An einem der letzten Sommerabende holt Mama mich bei Patricia ab. Wir sitzen am Tisch und büffeln Deutsch, indem ich ihr einen Satz aus der ‚Artus-Sage‘ vorlese und sie ihn dann wiederholte. Ich höre Mamas Stimme an der Tür, dann steht sie mit Jeannes plötzlich in der Küche.
»Bitte, setzen Sie sich doch. Möchten Sie etwas trinken?«
»Nein, vielen Dank, Sie kümmern sich doch schon genug um Heinrich.«
Jeannes winkt ab und wir hören auf zu lesen. Patricia knufft mich unterm Tisch an den Oberschenkel. Ich grinse das Buch vor mir an.
»Und Heinrisch kümmert sich um Patricia. Ihr Deutsch ist schon viel besser geworden«, freut sich Jeannes. Ich mustere beide, Mama und Jeannes. Sie haben wohl gleich viel Sommersprossen und fast dieselbe Haarfarbe. Ich stelle mir vor, wie schön es wäre, Patricias Eltern als Tante und Onkel zu haben statt meines Onkels, der mich dauernd mit Spinnen ums Haus jagt.
»Heinrich hat erzählt, dass ihr Mann Soldat ist?«
Jeannes nickt. »Er ist Colonel bei den Husaren. Aber in der Kaserne sind momentan keine Wohnungen mehr frei, also hat die Garnison das hier gemietet …« Sie zeichnet mit dem Finger ein paar Kreise auf den weißen Tisch. »Ich bin froh, dass wir hier wohnen und Patricia auf diese Schule geht. Französisch kann sie bei uns lernen, aber wir finden, es ist wichtig, auch Deutsch zu können«, erklärt sie. »Ich weiß nicht, ob sie das verstehen«, setzt Jeannes nach.
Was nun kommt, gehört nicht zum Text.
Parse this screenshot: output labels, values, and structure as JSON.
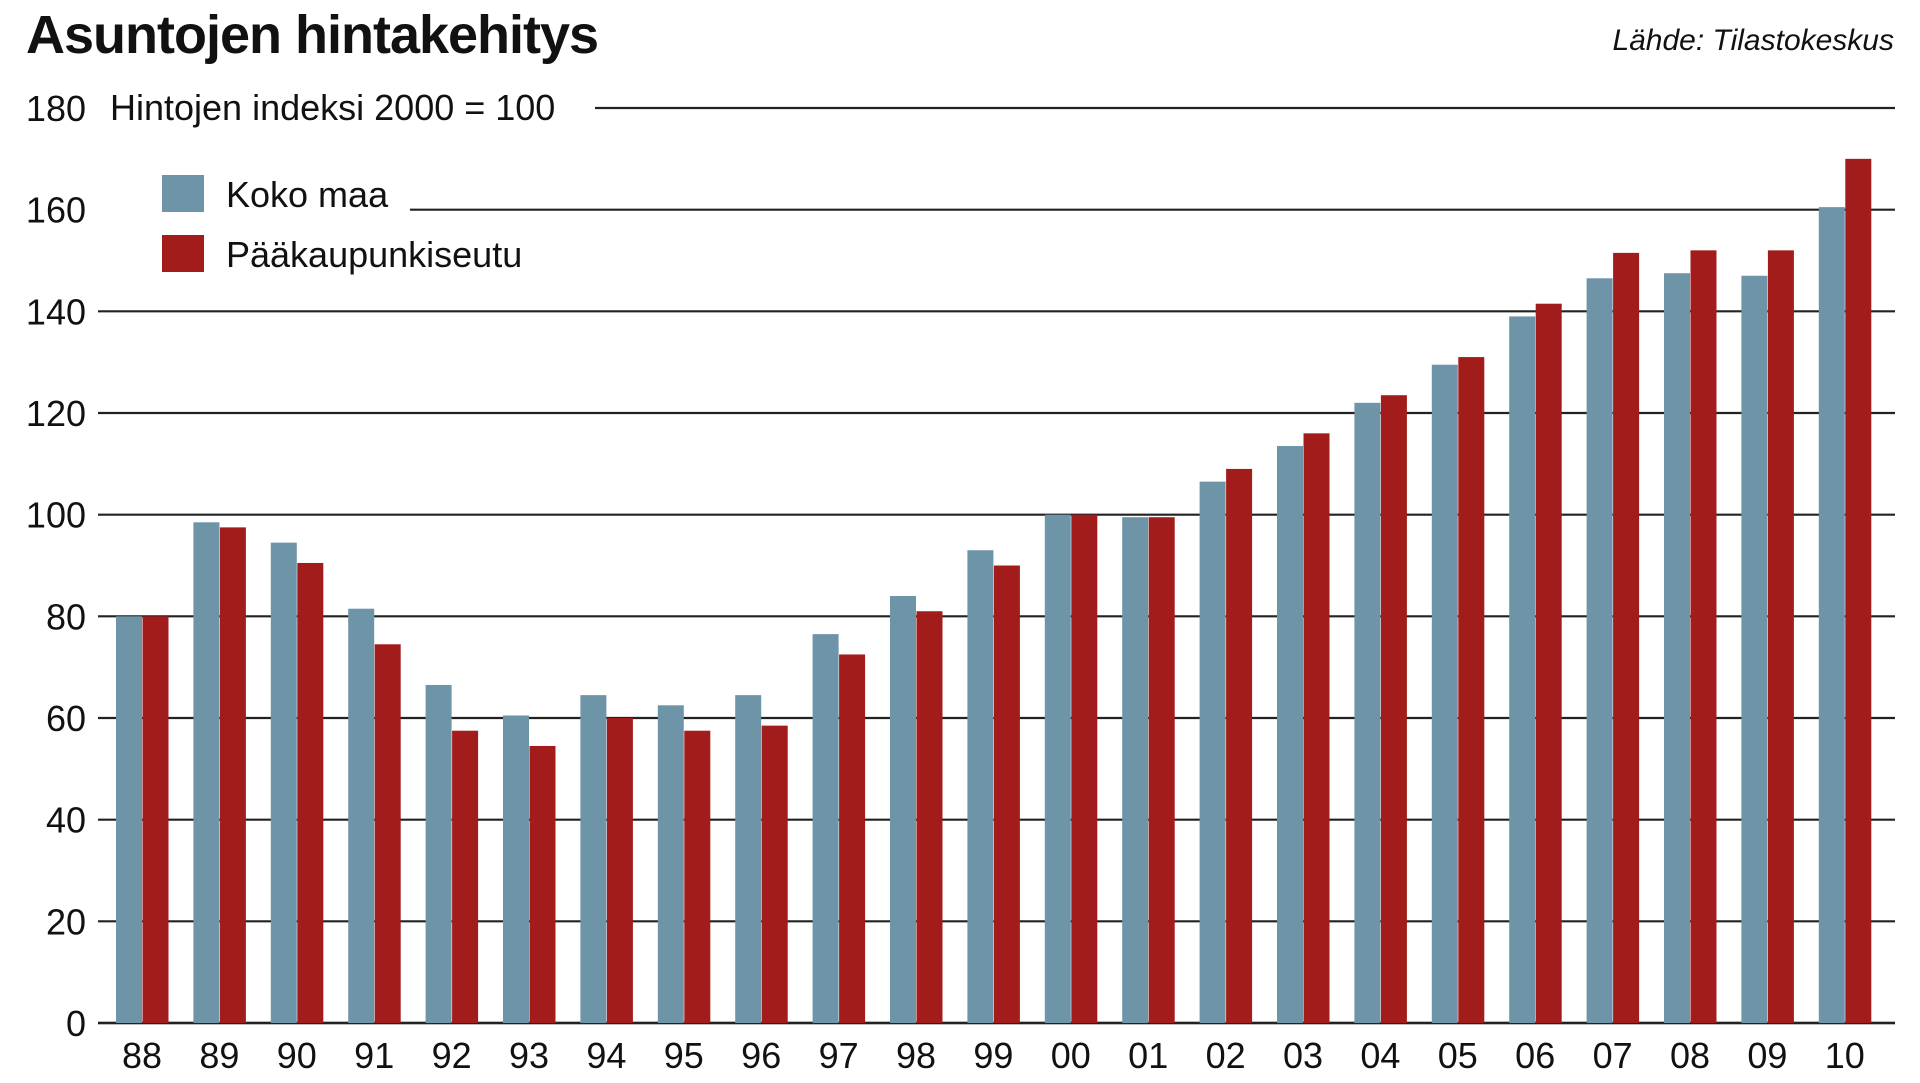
{
  "header": {
    "title": "Asuntojen hintakehitys",
    "source": "Lähde: Tilastokeskus"
  },
  "chart_data": {
    "type": "bar",
    "title": "Asuntojen hintakehitys",
    "subtitle": "Hintojen indeksi 2000 = 100",
    "source": "Lähde: Tilastokeskus",
    "xlabel": "",
    "ylabel": "",
    "ylim": [
      0,
      180
    ],
    "yticks": [
      "0",
      "20",
      "40",
      "60",
      "80",
      "100",
      "120",
      "140",
      "160",
      "180"
    ],
    "grid": true,
    "legend_position": "top-left",
    "categories": [
      "88",
      "89",
      "90",
      "91",
      "92",
      "93",
      "94",
      "95",
      "96",
      "97",
      "98",
      "99",
      "00",
      "01",
      "02",
      "03",
      "04",
      "05",
      "06",
      "07",
      "08",
      "09",
      "10"
    ],
    "series": [
      {
        "name": "Koko maa",
        "color": "#6e94a8",
        "values": [
          80,
          98.5,
          94.5,
          81.5,
          66.5,
          60.5,
          64.5,
          62.5,
          64.5,
          76.5,
          84,
          93,
          100,
          99.5,
          106.5,
          113.5,
          122,
          129.5,
          139,
          146.5,
          147.5,
          147,
          160.5
        ]
      },
      {
        "name": "Pääkaupunkiseutu",
        "color": "#a31c1c",
        "values": [
          80,
          97.5,
          90.5,
          74.5,
          57.5,
          54.5,
          60,
          57.5,
          58.5,
          72.5,
          81,
          90,
          100,
          99.5,
          109,
          116,
          123.5,
          131,
          141.5,
          151.5,
          152,
          152,
          170
        ]
      }
    ]
  }
}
Mama nickt unmerklich. »Ich kann das sehr gut verstehen. Ich glaube, Heinrich weiß gar nicht, dass er auch ein paar Worte Französisch spricht, wie alle hier im Badischen.«
Ich staune. »Wirklich, Mama?«, platzt es aus mir heraus. »Was denn?«
»Na, wenn Oma meint, du sollst von der Straße runter, sagt sie: Geh hoch aufs Trottoir, oder? Und wenn sie sich nachmittags hinlegen will, jagt sie dich vom Canapé. Stimmt‘s?«
Patricia sieht mich überrascht an und Jeannes lacht. »Mein Mann und ich wünschen uns, dass Patricia und Heinrisch einmal zu den Menschen gehören, die diese furchtbare Erbfeindschaft begraben.«
Mamas Augen werden groß. Sie sagt nichts, aber legt die Hand auf Jeannes Finger, die wieder Kreise auf der Tischplatte fahren. Ich wünsche mir in diesem Augenblick, hier einziehen zu können. Ein Zimmer neben Patricia, meine Mama und Tante Jeannes am Frühstückstisch, wie sie lachen und abwechselnd Deutsch und Französisch reden. »Danke«, sagt Mama leise und ihre Augen werden feucht. »Gehen wir, Heinrich?« Ich nicke und packe die Schulsachen in den Ranzen.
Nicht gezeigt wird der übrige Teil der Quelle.